Oscar L Finch is the brainchild behind Venn Diagram and you can sense some of his influences after listening to just a couple of tracks of his intricate, headphone exploring album entitled The Desolate Sound of Extinction. To name a few, you may notice some resemblance to Kraftwerk, Aphex Twin, Steve Reich as well as John Cage to Pantha du Prince. The album is a deeply thought out journey that has some of the most impressive percussive, rhythmic programming I have heard in quite some time that creates collages of sound that form a symbiotic relationship against the somewhat endless variations of synths, drones, rings, and samples that permeate the album. This is the type of album I love simply cause I never get bored of listening to it. There are so many sounds and crevasses to explore and the songs constantly mutate and transform leaving almost no time for you to get settled on a melody.
It's obvious after listening to this album how much time and attention was put into it.

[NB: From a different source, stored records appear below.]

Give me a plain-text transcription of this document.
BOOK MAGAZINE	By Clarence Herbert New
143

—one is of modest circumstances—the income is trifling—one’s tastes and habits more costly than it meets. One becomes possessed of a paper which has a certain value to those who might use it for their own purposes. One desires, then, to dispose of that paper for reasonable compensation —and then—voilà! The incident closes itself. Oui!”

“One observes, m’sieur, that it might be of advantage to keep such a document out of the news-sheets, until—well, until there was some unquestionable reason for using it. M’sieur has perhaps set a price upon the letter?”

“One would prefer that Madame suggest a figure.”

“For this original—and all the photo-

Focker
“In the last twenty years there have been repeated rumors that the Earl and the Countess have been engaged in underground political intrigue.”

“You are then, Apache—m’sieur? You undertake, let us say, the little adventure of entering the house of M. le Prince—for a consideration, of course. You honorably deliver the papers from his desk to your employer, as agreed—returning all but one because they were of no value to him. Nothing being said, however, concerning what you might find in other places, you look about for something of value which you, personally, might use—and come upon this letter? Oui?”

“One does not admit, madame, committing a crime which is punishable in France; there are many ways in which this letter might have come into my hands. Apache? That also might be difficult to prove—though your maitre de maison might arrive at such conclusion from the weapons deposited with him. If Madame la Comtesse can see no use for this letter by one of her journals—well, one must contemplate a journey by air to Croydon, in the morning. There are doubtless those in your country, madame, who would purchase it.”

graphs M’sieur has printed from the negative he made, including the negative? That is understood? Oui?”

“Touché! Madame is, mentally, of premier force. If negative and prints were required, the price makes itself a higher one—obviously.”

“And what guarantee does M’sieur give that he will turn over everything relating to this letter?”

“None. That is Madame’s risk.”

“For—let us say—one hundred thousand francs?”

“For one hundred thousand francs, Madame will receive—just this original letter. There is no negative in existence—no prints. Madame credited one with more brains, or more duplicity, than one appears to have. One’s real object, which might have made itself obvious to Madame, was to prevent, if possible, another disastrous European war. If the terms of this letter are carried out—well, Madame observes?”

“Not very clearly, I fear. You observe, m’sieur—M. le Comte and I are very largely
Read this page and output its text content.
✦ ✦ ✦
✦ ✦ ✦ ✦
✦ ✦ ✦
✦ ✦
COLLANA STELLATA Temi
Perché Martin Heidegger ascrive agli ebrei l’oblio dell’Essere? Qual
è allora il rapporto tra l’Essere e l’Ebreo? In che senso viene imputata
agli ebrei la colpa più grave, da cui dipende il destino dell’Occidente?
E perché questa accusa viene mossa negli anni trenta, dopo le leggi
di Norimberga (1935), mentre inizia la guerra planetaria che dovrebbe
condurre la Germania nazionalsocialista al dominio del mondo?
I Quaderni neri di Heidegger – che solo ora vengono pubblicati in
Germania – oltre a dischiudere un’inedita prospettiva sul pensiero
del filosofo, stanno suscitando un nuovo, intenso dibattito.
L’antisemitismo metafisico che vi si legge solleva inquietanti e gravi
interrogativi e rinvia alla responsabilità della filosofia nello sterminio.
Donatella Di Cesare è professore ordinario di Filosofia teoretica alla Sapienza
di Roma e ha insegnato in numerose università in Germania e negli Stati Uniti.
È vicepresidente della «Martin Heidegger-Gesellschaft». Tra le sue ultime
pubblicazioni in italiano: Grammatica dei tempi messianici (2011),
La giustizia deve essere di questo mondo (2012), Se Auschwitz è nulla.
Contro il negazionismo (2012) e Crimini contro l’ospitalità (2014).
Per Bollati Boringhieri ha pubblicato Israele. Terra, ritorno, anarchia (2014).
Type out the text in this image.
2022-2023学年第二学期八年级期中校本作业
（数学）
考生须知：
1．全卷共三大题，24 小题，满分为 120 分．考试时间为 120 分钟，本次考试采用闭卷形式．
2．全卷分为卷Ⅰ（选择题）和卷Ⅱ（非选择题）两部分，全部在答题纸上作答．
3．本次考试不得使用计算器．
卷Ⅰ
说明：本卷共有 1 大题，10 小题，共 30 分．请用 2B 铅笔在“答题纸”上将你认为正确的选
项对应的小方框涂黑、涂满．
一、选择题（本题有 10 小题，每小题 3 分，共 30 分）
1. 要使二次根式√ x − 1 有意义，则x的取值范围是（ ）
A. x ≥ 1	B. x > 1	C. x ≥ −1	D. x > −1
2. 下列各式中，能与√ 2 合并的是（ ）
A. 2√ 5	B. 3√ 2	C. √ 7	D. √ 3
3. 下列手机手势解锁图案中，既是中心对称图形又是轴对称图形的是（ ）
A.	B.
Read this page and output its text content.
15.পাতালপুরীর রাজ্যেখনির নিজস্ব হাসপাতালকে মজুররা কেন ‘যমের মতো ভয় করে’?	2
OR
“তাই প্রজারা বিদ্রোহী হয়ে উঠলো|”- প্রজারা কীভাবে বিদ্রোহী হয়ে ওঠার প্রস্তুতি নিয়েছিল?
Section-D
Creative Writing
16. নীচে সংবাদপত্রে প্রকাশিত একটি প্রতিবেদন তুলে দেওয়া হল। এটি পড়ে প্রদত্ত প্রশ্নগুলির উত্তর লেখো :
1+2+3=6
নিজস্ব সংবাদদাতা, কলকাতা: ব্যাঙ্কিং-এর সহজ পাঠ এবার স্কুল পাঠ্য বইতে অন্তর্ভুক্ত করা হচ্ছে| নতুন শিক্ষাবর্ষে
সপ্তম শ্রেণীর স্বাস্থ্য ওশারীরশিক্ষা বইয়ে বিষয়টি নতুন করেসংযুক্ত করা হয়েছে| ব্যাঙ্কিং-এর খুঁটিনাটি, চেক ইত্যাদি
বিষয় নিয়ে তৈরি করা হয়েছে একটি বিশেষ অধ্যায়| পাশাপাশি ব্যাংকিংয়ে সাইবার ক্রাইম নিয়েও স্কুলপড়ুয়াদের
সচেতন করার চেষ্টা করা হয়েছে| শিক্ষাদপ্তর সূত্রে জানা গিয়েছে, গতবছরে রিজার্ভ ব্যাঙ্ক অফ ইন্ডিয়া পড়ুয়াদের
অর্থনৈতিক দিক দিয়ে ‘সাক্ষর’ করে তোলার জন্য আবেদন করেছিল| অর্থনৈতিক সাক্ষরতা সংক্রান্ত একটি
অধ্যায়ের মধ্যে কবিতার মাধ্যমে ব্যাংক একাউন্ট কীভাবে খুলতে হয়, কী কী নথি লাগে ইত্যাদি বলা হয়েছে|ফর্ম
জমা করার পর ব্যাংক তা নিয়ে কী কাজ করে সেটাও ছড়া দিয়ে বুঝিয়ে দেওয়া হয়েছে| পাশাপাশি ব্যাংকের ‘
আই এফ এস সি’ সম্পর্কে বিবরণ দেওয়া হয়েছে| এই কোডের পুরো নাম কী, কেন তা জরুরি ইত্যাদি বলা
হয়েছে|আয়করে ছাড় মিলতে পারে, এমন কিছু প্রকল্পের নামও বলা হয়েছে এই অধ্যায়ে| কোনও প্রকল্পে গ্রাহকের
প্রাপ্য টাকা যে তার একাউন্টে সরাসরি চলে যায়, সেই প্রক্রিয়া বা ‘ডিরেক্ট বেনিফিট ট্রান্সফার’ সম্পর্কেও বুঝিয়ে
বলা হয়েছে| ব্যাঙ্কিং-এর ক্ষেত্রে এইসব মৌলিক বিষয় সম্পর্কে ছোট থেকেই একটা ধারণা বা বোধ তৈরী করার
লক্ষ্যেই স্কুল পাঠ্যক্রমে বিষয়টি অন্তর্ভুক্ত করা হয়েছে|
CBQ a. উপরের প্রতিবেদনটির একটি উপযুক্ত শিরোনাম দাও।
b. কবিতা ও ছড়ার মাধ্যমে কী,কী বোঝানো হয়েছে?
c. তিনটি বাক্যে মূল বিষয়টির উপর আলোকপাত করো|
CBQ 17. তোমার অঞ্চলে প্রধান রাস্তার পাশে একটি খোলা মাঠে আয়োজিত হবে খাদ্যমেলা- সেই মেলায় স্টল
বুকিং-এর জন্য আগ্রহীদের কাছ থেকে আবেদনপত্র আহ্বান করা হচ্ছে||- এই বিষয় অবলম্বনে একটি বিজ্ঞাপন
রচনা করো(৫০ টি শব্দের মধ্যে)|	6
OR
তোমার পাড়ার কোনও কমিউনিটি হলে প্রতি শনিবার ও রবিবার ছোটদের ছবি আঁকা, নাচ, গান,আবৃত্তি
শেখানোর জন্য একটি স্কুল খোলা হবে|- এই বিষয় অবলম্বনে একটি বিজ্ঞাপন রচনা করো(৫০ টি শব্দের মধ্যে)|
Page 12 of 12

The beauty is in the details here and if you have any experience with composing electronic music you will appreciate this about the album. Finch made the decision to use hardware instead of utilizing his DAW for his recording hub and used a number of both analog and digital synths such as the Nord Modular, Analog Solutions Synthesizers and Elektron music machines to name a few. He also used a Zoom H1 and H4 to capture found sounds and field recordings and then manipulated them in post production. While this information is interesting none of it would matter if Finch didn't have the ear to assemble it all into a glorious concoction of sound. Luckily, Finch isn't some novice using presets in garageband but rather is in the upper echelon of electronic artists who dig deeper and don't rely on predictable arrangements and patterns. In addition, to the stellar production Finch didn't cut any corners when it came to sound quality. He utilized a premier mastering facility to polish off his songs in the analog domain before sending them off to the public.
The opener "Neophyte" gives a clear example of whether you will like this album or not. It starts with a surplus of sounds that seem to have no coherence together until right after the 1:00 minute mark where a bass is introduced as electronic drums drift about that are altered in real time with LFO's, envelopes, and oscillators. The song eventually sounds like the cousin of an Aphex Twin song before it de-evolves into a swamp of primordial currents. "Opti is my Symbiont" is a bit more straight forward but no less intricate with a well of production tricks that will have noobs to the genre scratching their heads as to how he made those sounds. One of the highlights was "Everyday is Busy" which sounded a bit like early Squarepusher with his emphasis on almost jazzy sounding bass lines and synths that sounded like horns. The next three songs are crisp pieces that each have there something to become immersed with but are merely clips compared to the the 17 minute centerpiece of the album called "The Desolate Sound of Extinction (I II III)" which is not for the feint of heart. The sprawling song while probably being a bit shorter I would have enjoyed even more showcases all the strengths of Finch in one song. The last song "Organum Requiem" contains a serene, sometimes mysterious ambiance that chooses to forgo a deep low-end (despite the occasional bass drum hit) and instead trickles with percussive elements that mostly lie in the mid to upper range.
Venn Diagram's The Desolate Sound of Extinction is an exceptional electronic album the explores the realms of possibility within the genre. The album maintains a consistently paternal attitude that treats and cares for every sound as if it was the only one that mattered. While I could go on about this album, I think it's time for you to take a listen.